Recently, several reports had shown that altered expression of lncRNAs may have important mechanisms of CRC progression. A few lncRNAs including DANCR [11], FTX [9, 15], and HOTAIR were significantly associated with the progression of CRC [21, 22]. However, the molecular mechanisms and functional roles underlying the lncRNAs in transformation of CRC remain largely unknown.
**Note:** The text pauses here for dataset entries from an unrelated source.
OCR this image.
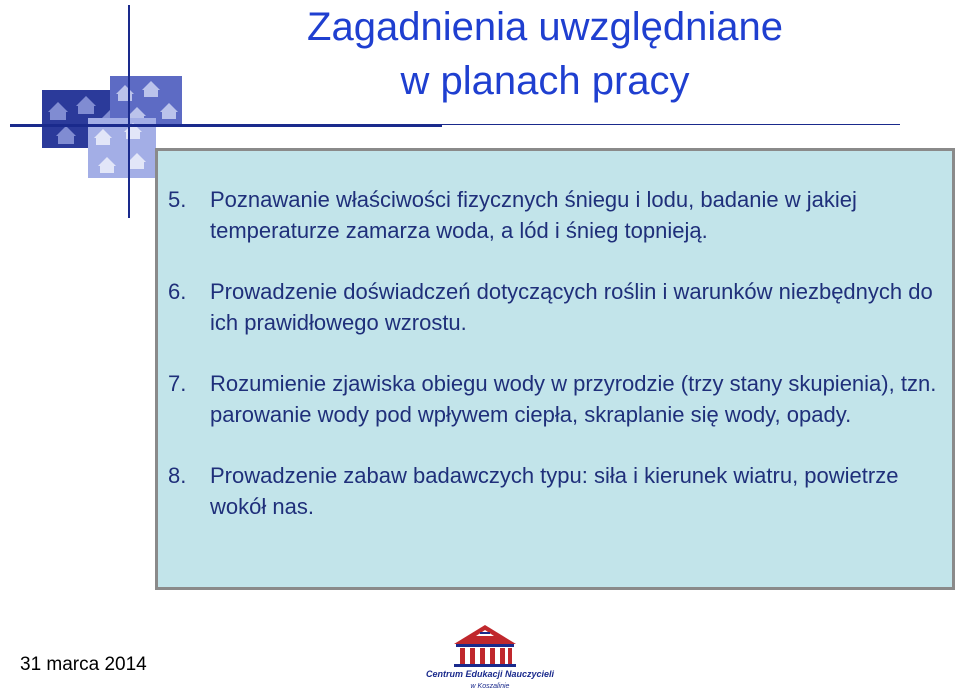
Zagadnienia uwzględniane
w planach pracy
5. Poznawanie właściwości fizycznych śniegu i lodu, badanie w jakiej temperaturze zamarza woda, a lód i śnieg topnieją.
6. Prowadzenie doświadczeń dotyczących roślin i warunków niezbędnych do ich prawidłowego wzrostu.
7. Rozumienie zjawiska obiegu wody w przyrodzie (trzy stany skupienia), tzn. parowanie wody pod wpływem ciepła, skraplanie się wody, opady.
8. Prowadzenie zabaw badawczych typu: siła i kierunek wiatru, powietrze wokół nas.
31 marca 2014	Centrum Edukacji Nauczycieli
w Koszalinie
In this study, we identified three upregulated lncRNAs (LOC100129973, PGM5-AS1, and TTTY10) could widely co-express with DEGs. lncRNA LOC100129973 was reported to suppress apoptosis in vascular endothelial cells by targeting miR-4707-5p and miR-4767 [23]. However, the molecular function of LOC100129973, PGM5-AS1, and TTTY10C remains unclear in CRC. Here, to explore their molecular mechanisms, we analyzed the co-expressed mRNAs of these lncRNAs and examined whether the mRNAs were connected by PPIs. We found that PGM5-AS1 was associated with the regulation of transcription, signal transduction, and cell adhesion. Interestingly, we found PGM5-AS1 may regulate cell adhesion by effecting PGM5. PGM5 was a kind of phosphotransferase involved in the interconversion of glucose-1-phosphate and glucose-6-phosphate. In CRC, PGM5 was also reported as a potential protein marker of colorectal adenoma [24]. TTTY10 was identified to be involved in regulating cell adhesion, transcription, signal transduction, development, and cell differentiation by regulating FOXO1 [25], SLIT1, and SLIT3 [26]. We observed that LOC100129973 was associated with immune response, signal transduction, cell adhesion, regulation of transcription, and anti-apoptosis and suggested that LOC100129973 was involved in regulating CRC proliferation. To evaluate possible prognostic value of PGM5-AS1, TTTY10, and LOC100129973, we analyzed the TCGA data and found high PGM5-AS1 expression levels were associated with worse overall survival in CRC cancer.

Conclusion

In conclusion, we identified differentially expressed lncRNAs between stage II and stage III CRC for the first time screened by microarray. We found that 46 lncRNAs were dysregulated in CRC totally. GO and KEGG pathway analyses showed that differentially expressed lncRNAs were involved in regulating signal transduction, cell adhesion, cell differentiation, focal adhesion, and cell adhesion molecules. Three lncRNAs (LOC100129973, PGM5-AS1, and TTTY10) were identified to widely co-express with DEGs. We also constructed lncRNA-associated PPI in CRC. Of note, we observed that high PGM5-AS1 expression levels were associated with worse overall survival in CRC cancer. We believed that this study would provide novel potential therapeutic and prognostic targets for CRC.